Une position assumée sur l’humour provocateur
Éric Judor ne mâche pas ses mots. L’humoriste revendique la possibilité de faire des blagues racistes, à une condition : qu’elles provoquent le rire. Pour lui, le public demeure le seul arbitre légitime de ce qui fonctionne ou non sur scène.
Cette vision s’accompagne néanmoins d’une reconnaissance des changements générationnels. Judor salue notamment les avancées concernant l’affaire Weinstein et l’évolution des relations entre hommes et femmes. Il accepte ces nouvelles règles tout en maintenant que la comédie garde le droit de transgresser certains tabous.
Le burlesque du quotidien selon Judor
Pour illustrer sa conception de l’humour, l’acteur partage une anecdote personnelle. Dans un restaurant vietnamien, l’accent des serveurs le faisait rire. Il qualifie cette situation de « burlesque vocal », témoignant de sa sensibilité aux situations comiques du quotidien.
Cette approche révèle une vision de l’humour ancrée dans l’observation de la réalité, sans filtre ni autocensure préalable.
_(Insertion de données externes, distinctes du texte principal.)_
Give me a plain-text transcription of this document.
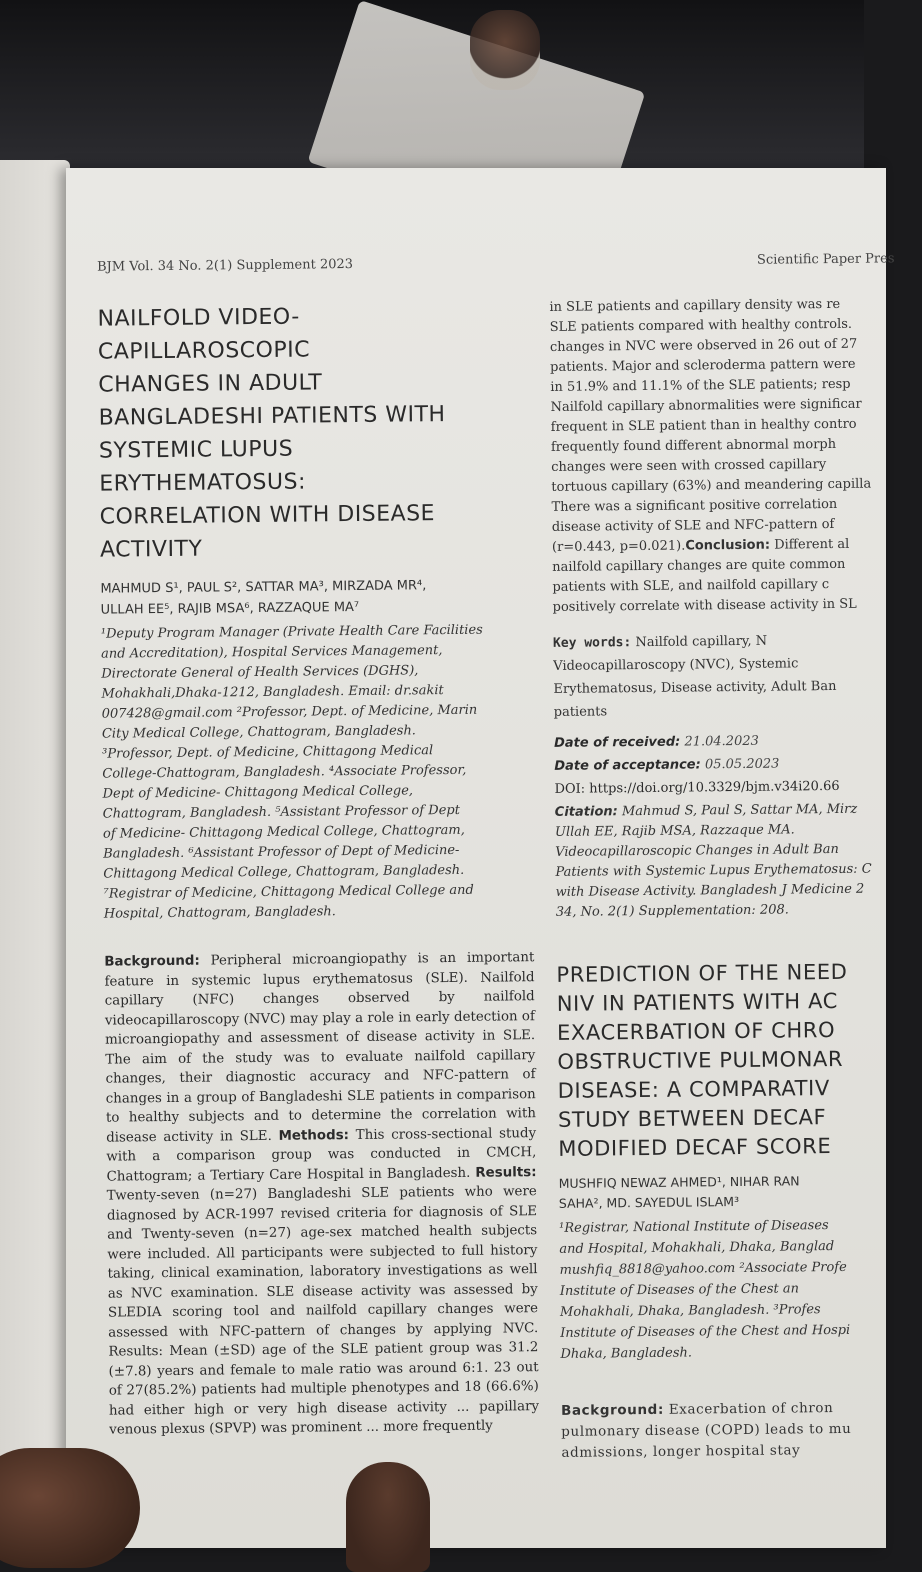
BJM Vol. 34 No. 2(1) Supplement 2023	Scientific Paper Pres
NAILFOLD VIDEO-
CAPILLAROSCOPIC
CHANGES IN ADULT
BANGLADESHI PATIENTS WITH
SYSTEMIC LUPUS
ERYTHEMATOSUS:
CORRELATION WITH DISEASE
ACTIVITY
MAHMUD S¹, PAUL S², SATTAR MA³, MIRZADA MR⁴,
ULLAH EE⁵, RAJIB MSA⁶, RAZZAQUE MA⁷
¹Deputy Program Manager (Private Health Care Facilities
and Accreditation), Hospital Services Management,
Directorate General of Health Services (DGHS),
Mohakhali,Dhaka-1212, Bangladesh. Email: dr.sakit
007428@gmail.com ²Professor, Dept. of Medicine, Marin
City Medical College, Chattogram, Bangladesh.
³Professor, Dept. of Medicine, Chittagong Medical
College-Chattogram, Bangladesh. ⁴Associate Professor,
Dept of Medicine- Chittagong Medical College,
Chattogram, Bangladesh. ⁵Assistant Professor of Dept
of Medicine- Chittagong Medical College, Chattogram,
Bangladesh. ⁶Assistant Professor of Dept of Medicine-
Chittagong Medical College, Chattogram, Bangladesh.
⁷Registrar of Medicine, Chittagong Medical College and
Hospital, Chattogram, Bangladesh.
Background: Peripheral microangiopathy is an important feature in systemic lupus erythematosus (SLE). Nailfold capillary (NFC) changes observed by nailfold videocapillaroscopy (NVC) may play a role in early detection of microangiopathy and assessment of disease activity in SLE. The aim of the study was to evaluate nailfold capillary changes, their diagnostic accuracy and NFC-pattern of changes in a group of Bangladeshi SLE patients in comparison to healthy subjects and to determine the correlation with disease activity in SLE. Methods: This cross-sectional study with a comparison group was conducted in CMCH, Chattogram; a Tertiary Care Hospital in Bangladesh. Results: Twenty-seven (n=27) Bangladeshi SLE patients who were diagnosed by ACR-1997 revised criteria for diagnosis of SLE and Twenty-seven (n=27) age-sex matched health subjects were included. All participants were subjected to full history taking, clinical examination, laboratory investigations as well as NVC examination. SLE disease activity was assessed by SLEDIA scoring tool and nailfold capillary changes were assessed with NFC-pattern of changes by applying NVC. Results: Mean (±SD) age of the SLE patient group was 31.2 (±7.8) years and female to male ratio was around 6:1. 23 out of 27(85.2%) patients had multiple phenotypes and 18 (66.6%) had either high or very high disease activity ... papillary venous plexus (SPVP) was prominent ... more frequently
in SLE patients and capillary density was re
SLE patients compared with healthy controls.
changes in NVC were observed in 26 out of 27
patients. Major and scleroderma pattern were
in 51.9% and 11.1% of the SLE patients; resp
Nailfold capillary abnormalities were significar
frequent in SLE patient than in healthy contro
frequently found different abnormal morph
changes were seen with crossed capillary
tortuous capillary (63%) and meandering capilla
There was a significant positive correlation
disease activity of SLE and NFC-pattern of
(r=0.443, p=0.021).Conclusion: Different al
nailfold capillary changes are quite common
patients with SLE, and nailfold capillary c
positively correlate with disease activity in SL
Key words: Nailfold capillary, N
Videocapillaroscopy (NVC), Systemic
Erythematosus, Disease activity, Adult Ban
patients
Date of received: 21.04.2023
Date of acceptance: 05.05.2023
DOI: https://doi.org/10.3329/bjm.v34i20.66
Citation: Mahmud S, Paul S, Sattar MA, Mirz
Ullah EE, Rajib MSA, Razzaque MA.
Videocapillaroscopic Changes in Adult Ban
Patients with Systemic Lupus Erythematosus: C
with Disease Activity. Bangladesh J Medicine 2
34, No. 2(1) Supplementation: 208.
PREDICTION OF THE NEED
NIV IN PATIENTS WITH AC
EXACERBATION OF CHRO
OBSTRUCTIVE PULMONAR
DISEASE: A COMPARATIV
STUDY BETWEEN DECAF
MODIFIED DECAF SCORE
MUSHFIQ NEWAZ AHMED¹, NIHAR RAN
SAHA², MD. SAYEDUL ISLAM³
¹Registrar, National Institute of Diseases
and Hospital, Mohakhali, Dhaka, Banglad
mushfiq_8818@yahoo.com ²Associate Profe
Institute of Diseases of the Chest an
Mohakhali, Dhaka, Bangladesh. ³Profes
Institute of Diseases of the Chest and Hospi
Dhaka, Bangladesh.
Background: Exacerbation of chron
pulmonary disease (COPD) leads to mu
admissions, longer hospital stay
Le soutien de Jérémy Ferrari
Jérémy Ferrari partage la philosophie d’Éric Judor concernant la liberté humoristique. Fort d’une carrière provocatrice de 15 ans, l’humoriste rappelle que la transgression peut servir à dénoncer le racisme ordinaire plutôt qu’à le cautionner.
Cette complicité artistique dépasse les simples déclarations. Les deux comédiens collaborent actuellement sur un projet commun au cinéma.
Une collaboration cinématographique inédite
Les K D’Or, premier film de Ferrari réalisateur
Sorti le 11 mars, « Les K D’Or » marque les débuts de Jérémy Ferrari derrière la caméra. Le film réunit les deux humoristes dans une histoire de chasse au trésor atypique.
Éric Judor y incarne Ryan, un coureur malvoyant. Un rôle que Ferrari a réécrit sur mesure après avoir étudié en détail la filmographie de son partenaire.
Une équipe créative soudée
Le long-métrage a été coécrit avec Saïd Belktibia et Clément Peny. Cette collaboration témoigne d’une vision partagée du cinéma et de l’humour, portée par une équipe aux influences complémentaires.
Le projet illustre la capacité des deux artistes à transformer leur vision provocatrice en création cinématographique accessible au grand public.